The contribution aims to enhance the functionality of the DBGPT
repository by integrating support for the Weaviate database. Weaviate is
a vector database that provides advanced indexing and search
capabilities for textual data. By incorporating Weaviate into the DBGPT
repository, users will have access to efficient storage, retrieval, and
similarity search features for their text-based data.
Proposed Changes:
1. Implement WeaviateStore Class:
- Create a new class, "WeaviateStore," that extends the existing vector
store functionality in the DBGPT repository.
- The WeaviateStore class will serve as a wrapper around the Weaviate
database and provide methods for data loading, searching, and
vectorization.
- The class will utilize the Weaviate Python client library for seamless
integration with the Weaviate database.
2. Schema Definition:
- Define the schema for the Weaviate database to support the required
data structure in the DBGPT repository.
- The schema will include a "Document" class with properties for
metadata and text.
- The "metadata" property will store the metadata associated with each
document.
- The "text" property will store the textual content of each document.
3. Data Loading:
- Implement a method within the WeaviateStore class to load documents
into the Weaviate database.
- Iterate through the documents in the DBGPT repository and extract the
necessary metadata and text.
- Use the Weaviate Python client to add each document to the Weaviate
database, mapping the metadata and text to the corresponding properties
defined in the schema.
4. Similar Search:
- Implement a method within the WeaviateStore class to perform a similar
search in the Weaviate database based on a given text query.

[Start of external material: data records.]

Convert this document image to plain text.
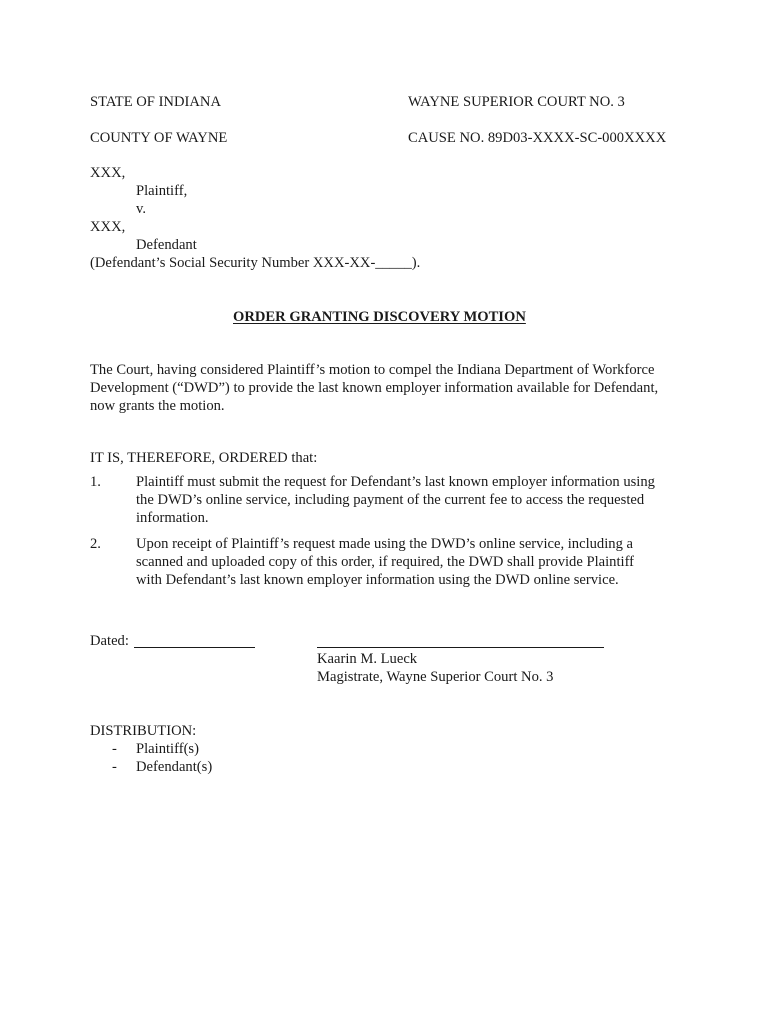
STATE OF INDIANA	WAYNE SUPERIOR COURT NO. 3
COUNTY OF WAYNE	CAUSE NO. 89D03-XXXX-SC-000XXXX
XXX,
Plaintiff,
v.
XXX,
Defendant
(Defendant’s Social Security Number XXX-XX-_____).
ORDER GRANTING DISCOVERY MOTION
The Court, having considered Plaintiff’s motion to compel the Indiana Department of Workforce
Development (“DWD”) to provide the last known employer information available for Defendant,
now grants the motion.
IT IS, THEREFORE, ORDERED that:
1. Plaintiff must submit the request for Defendant’s last known employer information using
the DWD’s online service, including payment of the current fee to access the requested
information.
2. Upon receipt of Plaintiff’s request made using the DWD’s online service, including a
scanned and uploaded copy of this order, if required, the DWD shall provide Plaintiff
with Defendant’s last known employer information using the DWD online service.
Dated:
Kaarin M. Lueck
Magistrate, Wayne Superior Court No. 3
DISTRIBUTION:
- Plaintiff(s)
- Defendant(s)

- Utilize Weaviate's vector-based search capabilities to find documents
similar to the provided text query.
- Return the relevant documents along with additional information such
as distance or relevance scores.
5. Vector Name Existence:
- Implement a method within the WeaviateStore class to check if a vector
name exists for a given class in the Weaviate database.
- The method will query the Weaviate database's schema and determine if
the vector name exists for the specified class.